What tips would Richards offers to anyone thinking of starting a company that uses local talent to create software that helps the development teams at Hewlett-Packard, Walmart and Lockheed Martin to collaborate more effectively over the internet.
“You’ve got the right idea there, but those are all Wandisco clients now,” says Richards. Still, as he points out, this is a growth market. “We’ve had a 60 per cent increase in subscription bookings and 30 per cent sales growth it recorded last year.”
Why did you choose to float on AIM? Why shouldn’t people with a social media start up, to use one example, float their dot com start up on Nasdaq? Is there a better example than Facebook? Facebook’s shares were down on the first day of trading. Whereas yours were up by 20 per cent. Is that a sign you’re doing something wrong? Surely we should all follow Facebook. They’re the leaders aren’t they?
“It’s a great story for the UK technology sector,” says Richards. He says we have to be more realistic and less gung ho in the UK. AIM is the perfect vehicle in this case, he says. “I don’t think there will be any spectacular launches, but what analysts call a long tail of smaller companies.” Not always though. Analysts say that Wandisco offers the kind of growth that many mature UK tech stocks, like Sage, are not providing.
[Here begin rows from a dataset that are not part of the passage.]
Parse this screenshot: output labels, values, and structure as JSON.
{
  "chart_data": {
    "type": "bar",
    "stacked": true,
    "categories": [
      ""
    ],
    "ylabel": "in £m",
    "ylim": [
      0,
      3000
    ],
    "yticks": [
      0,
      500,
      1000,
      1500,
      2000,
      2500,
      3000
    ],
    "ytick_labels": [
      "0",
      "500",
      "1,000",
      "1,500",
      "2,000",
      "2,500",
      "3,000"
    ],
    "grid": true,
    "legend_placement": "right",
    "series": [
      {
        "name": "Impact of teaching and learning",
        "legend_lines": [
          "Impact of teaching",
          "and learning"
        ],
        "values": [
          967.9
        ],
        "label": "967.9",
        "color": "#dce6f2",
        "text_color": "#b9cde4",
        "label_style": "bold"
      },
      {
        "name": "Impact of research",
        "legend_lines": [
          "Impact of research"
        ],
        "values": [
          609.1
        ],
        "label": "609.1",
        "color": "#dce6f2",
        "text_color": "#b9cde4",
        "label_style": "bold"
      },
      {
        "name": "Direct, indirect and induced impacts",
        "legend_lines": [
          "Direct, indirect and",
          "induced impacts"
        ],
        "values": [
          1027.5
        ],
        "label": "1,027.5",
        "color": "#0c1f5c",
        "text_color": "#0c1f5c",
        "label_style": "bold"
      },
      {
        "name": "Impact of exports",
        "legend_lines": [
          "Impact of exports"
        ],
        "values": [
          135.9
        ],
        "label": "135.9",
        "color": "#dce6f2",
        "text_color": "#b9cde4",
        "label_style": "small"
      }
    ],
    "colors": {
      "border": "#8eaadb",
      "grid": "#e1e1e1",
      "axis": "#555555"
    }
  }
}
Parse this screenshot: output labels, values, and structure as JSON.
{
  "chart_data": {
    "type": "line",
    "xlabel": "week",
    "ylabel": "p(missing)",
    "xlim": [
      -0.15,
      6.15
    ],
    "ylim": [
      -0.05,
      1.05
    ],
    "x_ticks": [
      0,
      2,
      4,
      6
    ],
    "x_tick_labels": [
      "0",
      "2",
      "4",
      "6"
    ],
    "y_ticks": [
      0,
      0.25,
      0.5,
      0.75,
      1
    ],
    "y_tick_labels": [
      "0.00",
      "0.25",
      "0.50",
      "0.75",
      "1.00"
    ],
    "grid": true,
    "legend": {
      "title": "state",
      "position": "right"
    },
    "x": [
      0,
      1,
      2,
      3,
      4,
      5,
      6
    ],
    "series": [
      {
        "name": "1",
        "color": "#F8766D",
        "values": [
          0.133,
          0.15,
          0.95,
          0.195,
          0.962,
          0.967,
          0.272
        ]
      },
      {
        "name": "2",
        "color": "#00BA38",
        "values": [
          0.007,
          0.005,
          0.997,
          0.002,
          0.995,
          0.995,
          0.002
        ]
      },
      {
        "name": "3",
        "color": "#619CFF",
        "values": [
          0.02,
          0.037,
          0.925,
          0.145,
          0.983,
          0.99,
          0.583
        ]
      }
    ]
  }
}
The trouble with social media is there’s so much repetition. But isn’t Wandisco a sort of techies’ social media?
“Wandisco helps developers, who often work on different time zones, to collaborate more purposefully,” says Richards. “Can I just say one thing about version control? That is absolutely one of our biggest selling points. We save companies thousands of man hours by track different versions of documents when several people are working on the same project online.”
What are the three pieces of advice you’d give to UK technology start ups?
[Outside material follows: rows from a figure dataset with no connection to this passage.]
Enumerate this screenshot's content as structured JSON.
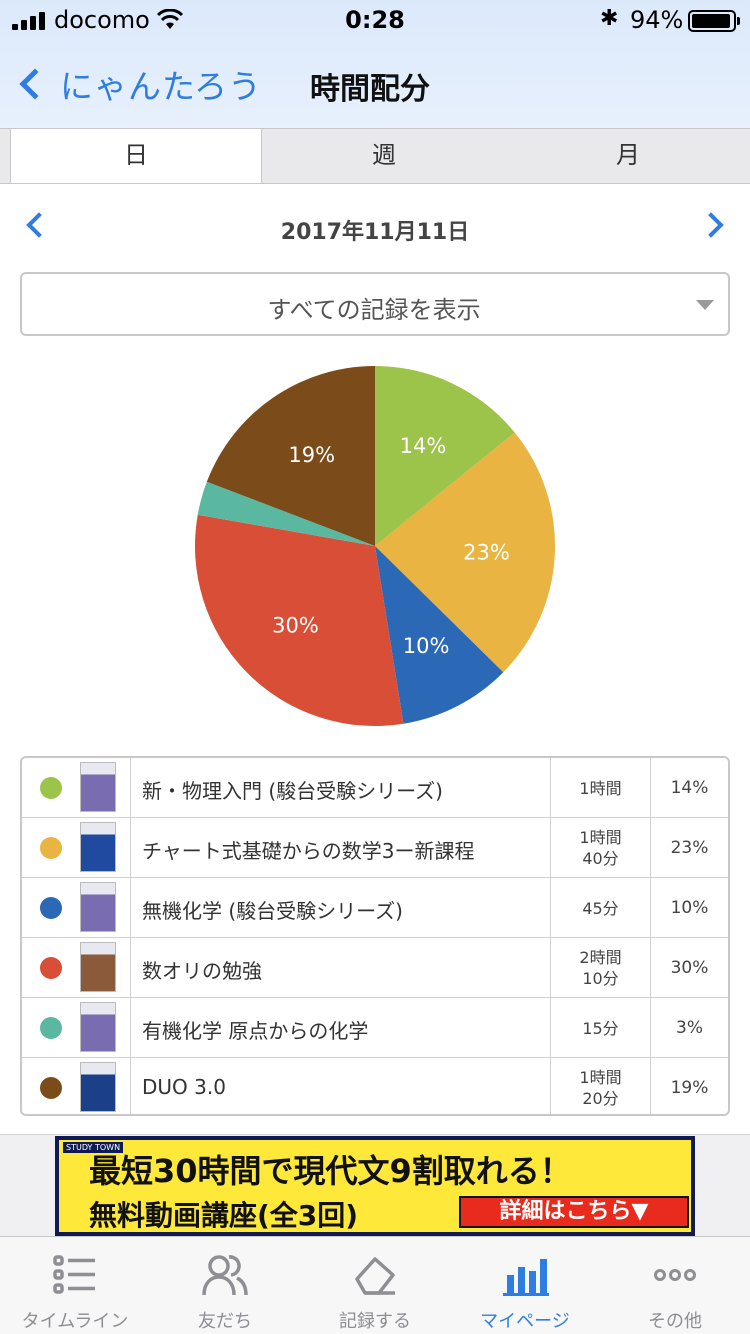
{
  "status_bar": {
    "carrier": "docomo",
    "time": "0:28",
    "battery_percent": "94%",
    "battery_level": 0.94
  },
  "nav": {
    "back_label": "にゃんたろう",
    "title": "時間配分"
  },
  "period_tabs": [
    {
      "label": "日",
      "active": true
    },
    {
      "label": "週",
      "active": false
    },
    {
      "label": "月",
      "active": false
    }
  ],
  "date_label": "2017年11月11日",
  "filter": {
    "label": "すべての記録を表示"
  },
  "chart_data": {
    "type": "pie",
    "start": "top-clockwise",
    "slices": [
      {
        "label": "14%",
        "value": 14,
        "color": "#9dc44a"
      },
      {
        "label": "23%",
        "value": 23,
        "color": "#e9b441"
      },
      {
        "label": "10%",
        "value": 10,
        "color": "#2b69b7"
      },
      {
        "label": "30%",
        "value": 30,
        "color": "#d84e36"
      },
      {
        "label": "",
        "value": 3,
        "color": "#5bb8a0"
      },
      {
        "label": "19%",
        "value": 19,
        "color": "#7b4c1a"
      }
    ]
  },
  "records": [
    {
      "color": "#9dc44a",
      "thumb": "#7a6cb0",
      "title": "新・物理入門 (駿台受験シリーズ)",
      "duration": [
        "1時間"
      ],
      "percent": "14%"
    },
    {
      "color": "#e9b441",
      "thumb": "#1f4aa0",
      "title": "チャート式基礎からの数学3ー新課程",
      "duration": [
        "1時間",
        "40分"
      ],
      "percent": "23%"
    },
    {
      "color": "#2b69b7",
      "thumb": "#7a6cb0",
      "title": "無機化学 (駿台受験シリーズ)",
      "duration": [
        "45分"
      ],
      "percent": "10%"
    },
    {
      "color": "#d84e36",
      "thumb": "#8a5a3a",
      "title": "数オリの勉強",
      "duration": [
        "2時間",
        "10分"
      ],
      "percent": "30%"
    },
    {
      "color": "#5bb8a0",
      "thumb": "#7a6cb0",
      "title": "有機化学 原点からの化学",
      "duration": [
        "15分"
      ],
      "percent": "3%"
    },
    {
      "color": "#7b4c1a",
      "thumb": "#1c3f8a",
      "title": "DUO 3.0",
      "duration": [
        "1時間",
        "20分"
      ],
      "percent": "19%"
    }
  ],
  "ad": {
    "logo": "STUDY TOWN",
    "line1": "最短30時間で現代文9割取れる！",
    "line2": "無料動画講座(全3回)",
    "cta": "詳細はこちら▼"
  },
  "tabbar": [
    {
      "label": "タイムライン",
      "icon": "list-icon",
      "active": false
    },
    {
      "label": "友だち",
      "icon": "friends-icon",
      "active": false
    },
    {
      "label": "記録する",
      "icon": "eraser-icon",
      "active": false
    },
    {
      "label": "マイページ",
      "icon": "bar-chart-icon",
      "active": true
    },
    {
      "label": "その他",
      "icon": "more-dots-icon",
      "active": false
    }
  ]
}
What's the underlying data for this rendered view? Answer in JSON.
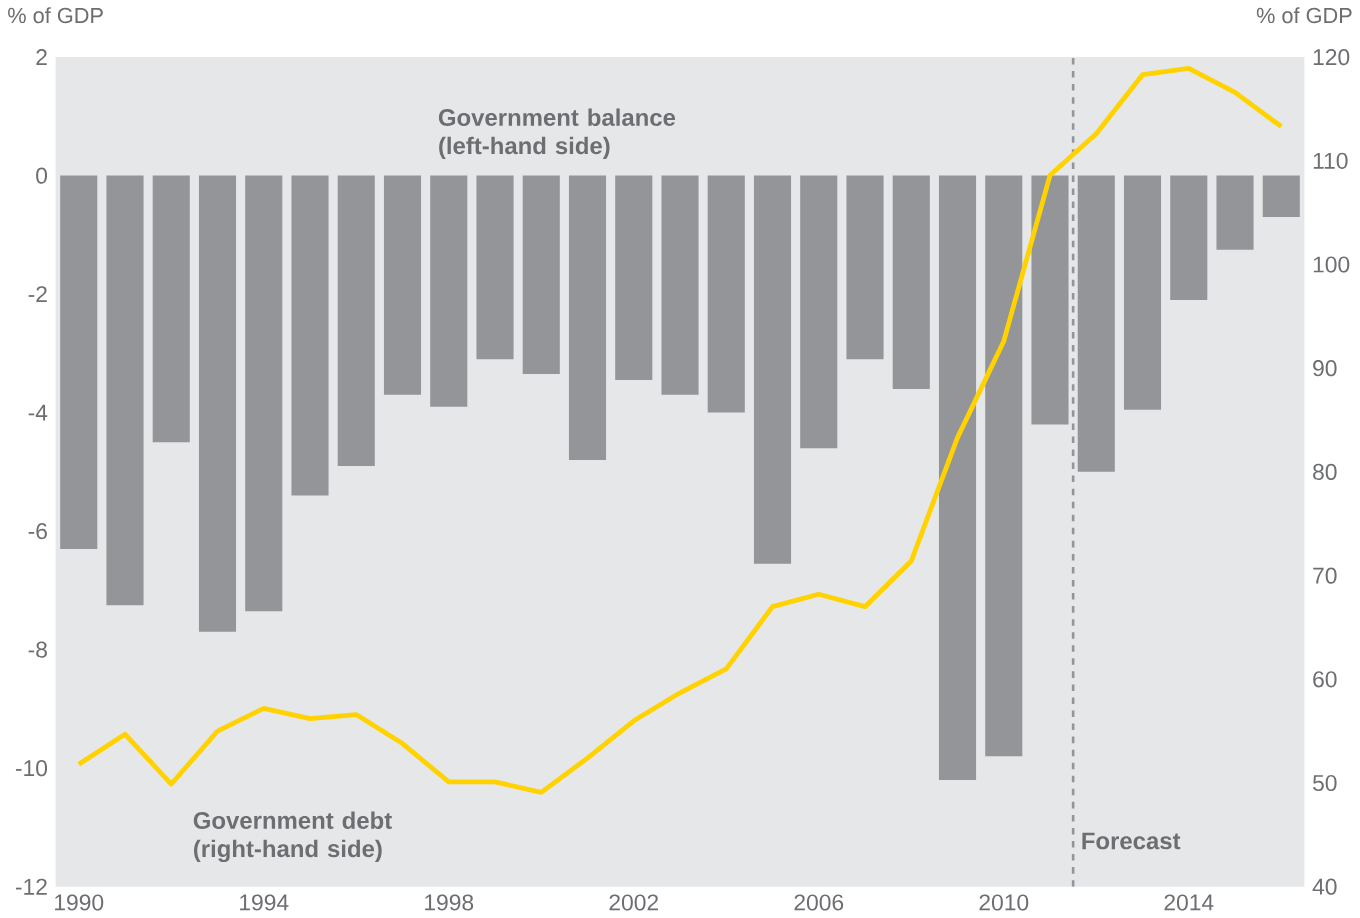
{
  "chart_data": {
    "type": "bar",
    "ylabel": "% of GDP",
    "y2label": "% of GDP",
    "x": [
      1990,
      1991,
      1992,
      1993,
      1994,
      1995,
      1996,
      1997,
      1998,
      1999,
      2000,
      2001,
      2002,
      2003,
      2004,
      2005,
      2006,
      2007,
      2008,
      2009,
      2010,
      2011,
      2012,
      2013,
      2014,
      2015,
      2016
    ],
    "xlim": [
      1989.5,
      2016.5
    ],
    "xticks": [
      1990,
      1994,
      1998,
      2002,
      2006,
      2010,
      2014
    ],
    "ylim": [
      -12,
      2
    ],
    "yticks": [
      -12,
      -10,
      -8,
      -6,
      -4,
      -2,
      0,
      2
    ],
    "y2lim": [
      40,
      120
    ],
    "y2ticks": [
      40,
      50,
      60,
      70,
      80,
      90,
      100,
      110,
      120
    ],
    "series": [
      {
        "name": "Government balance (left-hand side)",
        "color": "#939598",
        "values": [
          -6.3,
          -7.25,
          -4.5,
          -7.7,
          -7.35,
          -5.4,
          -4.9,
          -3.7,
          -3.9,
          -3.1,
          -3.35,
          -4.8,
          -3.45,
          -3.7,
          -4.0,
          -6.55,
          -4.6,
          -3.1,
          -3.6,
          -10.2,
          -9.8,
          -4.2,
          -5.0,
          -3.95,
          -2.1,
          -1.25,
          -0.7
        ]
      },
      {
        "name": "Government debt (right-hand side)",
        "type": "line",
        "axis": "y2",
        "color": "#ffd200",
        "values": [
          51.8,
          54.7,
          49.9,
          55.0,
          57.2,
          56.2,
          56.6,
          53.8,
          50.1,
          50.1,
          49.1,
          52.4,
          56.0,
          58.7,
          61.0,
          67.0,
          68.2,
          67.0,
          71.4,
          83.3,
          92.6,
          108.6,
          112.6,
          118.3,
          118.9,
          116.6,
          113.3
        ]
      }
    ],
    "ref_lines": [
      {
        "axis": "x",
        "value": 2011.5,
        "label": "Forecast",
        "color": "#939598",
        "line_style": "dashed"
      }
    ],
    "grid": false,
    "marker": "none",
    "line_style": "solid"
  }
}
Don't focus on creating a business plan that you think venture capitalists will like - they are not experts like you. Go with your gut instincts,” says Richards, “and if you haven't got gut instincts - forget it!”
Start-ups aren't for everyone, he warns. “Make sure your whole family is bought into the idea. If they're not it's just a pipe dream,” he says. And finally, be careful about over estimation. “Everyone, first time around, thinks they are going to solve world hunger by lunch time. Everything takes longer than you think.”